You can’t just treat compliance as a short all-out sprint in your street clothes, after which everything goes back to normal. This approach will just leave you and your organization exhausted and still well short of achieving important long-term compliance integration goals.
For example, it is way too soon to breathe a sigh of relief and declare victory over revenue recognition. Although new standards were effective on January 1, 2018 for most public companies with calendar year-end closing, the mandated disclosure and reporting requirements are continuing to drive ongoing ripples of change throughout most organizations.
Those long-run minded companies that invested in purpose-built, comprehensive RevRec solutions, such as SAP Revenue Accounting and Reporting (RAR), have proactively laid the foundation for continuous compliance that enables tight integration with advanced analytics and core finance processes.
On the other hand, sprint-minded companies that focused instead on minimizing disruptions by using “solutions” such as offline spreadsheets or other non-integrated RevRec software are now facing even harder choices ahead. This means that every quarterly or annual reporting cycle going forward will perpetuate the inherent hassles of their short-term thinking. Instead of smoothly extracting the needed RevRec information directly from finance operations and keep a steady pace over the long run, CFOs and their staff in these companies find themselves running that same sprint over and over again.
Even some choices that seem safe in the short run can turn out to be dead ends. Take for example, companies running SAP ECC environments that opted to use SD RevRec in ECC as their quick road to revenue recognition compliance. Now, as they look ahead to the future of SAP with S/4 HANA, these companies have discovered that SD RevRec will no longer be supported. Oops, dead end!
If you’re facing this specific challenge of how to get from SD RevRec to RAR supported in S/4 HANA, you should check out Bramasol’s webinar on “SD RevRec is Dead. What Now?” Listen as our RevRec Center of Excellence experts talk about the right sequence – RAR first or S/4 first, or is it simultaneous. What are my data considerations and how can I ensure a smooth transition?
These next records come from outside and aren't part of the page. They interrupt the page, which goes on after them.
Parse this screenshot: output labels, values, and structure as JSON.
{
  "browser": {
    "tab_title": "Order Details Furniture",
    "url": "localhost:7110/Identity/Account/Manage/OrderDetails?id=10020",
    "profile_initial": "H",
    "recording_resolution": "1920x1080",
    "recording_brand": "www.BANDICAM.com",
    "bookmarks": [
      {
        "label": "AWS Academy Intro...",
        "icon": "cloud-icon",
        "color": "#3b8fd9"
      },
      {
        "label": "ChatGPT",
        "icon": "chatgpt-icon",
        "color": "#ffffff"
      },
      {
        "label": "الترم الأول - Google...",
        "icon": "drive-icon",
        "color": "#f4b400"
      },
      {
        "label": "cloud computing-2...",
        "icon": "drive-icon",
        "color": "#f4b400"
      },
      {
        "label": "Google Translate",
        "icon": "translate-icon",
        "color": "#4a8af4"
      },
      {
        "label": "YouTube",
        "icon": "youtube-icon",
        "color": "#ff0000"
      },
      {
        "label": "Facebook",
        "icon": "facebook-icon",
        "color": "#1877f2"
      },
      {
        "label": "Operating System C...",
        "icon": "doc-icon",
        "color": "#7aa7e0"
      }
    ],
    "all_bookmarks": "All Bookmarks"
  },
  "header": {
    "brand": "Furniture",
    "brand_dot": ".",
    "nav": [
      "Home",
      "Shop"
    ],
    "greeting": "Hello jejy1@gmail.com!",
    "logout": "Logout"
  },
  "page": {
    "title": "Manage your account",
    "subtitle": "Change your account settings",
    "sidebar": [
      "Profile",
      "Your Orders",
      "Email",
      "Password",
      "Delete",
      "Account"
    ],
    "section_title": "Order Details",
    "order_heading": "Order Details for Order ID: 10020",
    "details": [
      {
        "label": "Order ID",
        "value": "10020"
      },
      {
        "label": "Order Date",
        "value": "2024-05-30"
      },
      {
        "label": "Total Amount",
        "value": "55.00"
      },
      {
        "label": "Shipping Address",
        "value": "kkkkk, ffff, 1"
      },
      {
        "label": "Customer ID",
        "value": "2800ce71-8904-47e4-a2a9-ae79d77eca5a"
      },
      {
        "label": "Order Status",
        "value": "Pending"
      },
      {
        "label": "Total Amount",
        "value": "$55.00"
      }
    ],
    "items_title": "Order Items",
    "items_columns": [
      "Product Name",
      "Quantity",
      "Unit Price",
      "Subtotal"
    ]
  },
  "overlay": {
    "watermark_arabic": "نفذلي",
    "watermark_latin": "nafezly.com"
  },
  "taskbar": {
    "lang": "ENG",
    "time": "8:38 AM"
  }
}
Viewed from the big picture, trying to run an endless series of sprints puts a lot more wear and tear on your organization when compared to setting out with a marathon strategy from the start and charting out a pace that considers all of the hills, obstacles, curves and straightaways that must be traversed to achieve your end goals.
But take heart; even if you started out with a sprinting mindset, with a good understanding of long-term compliance strategies and effective coaching from a knowledgeable partner that knows the terrain ahead, you can effectively shift to a well-planned long-term strategy built to keep on winning over the long run.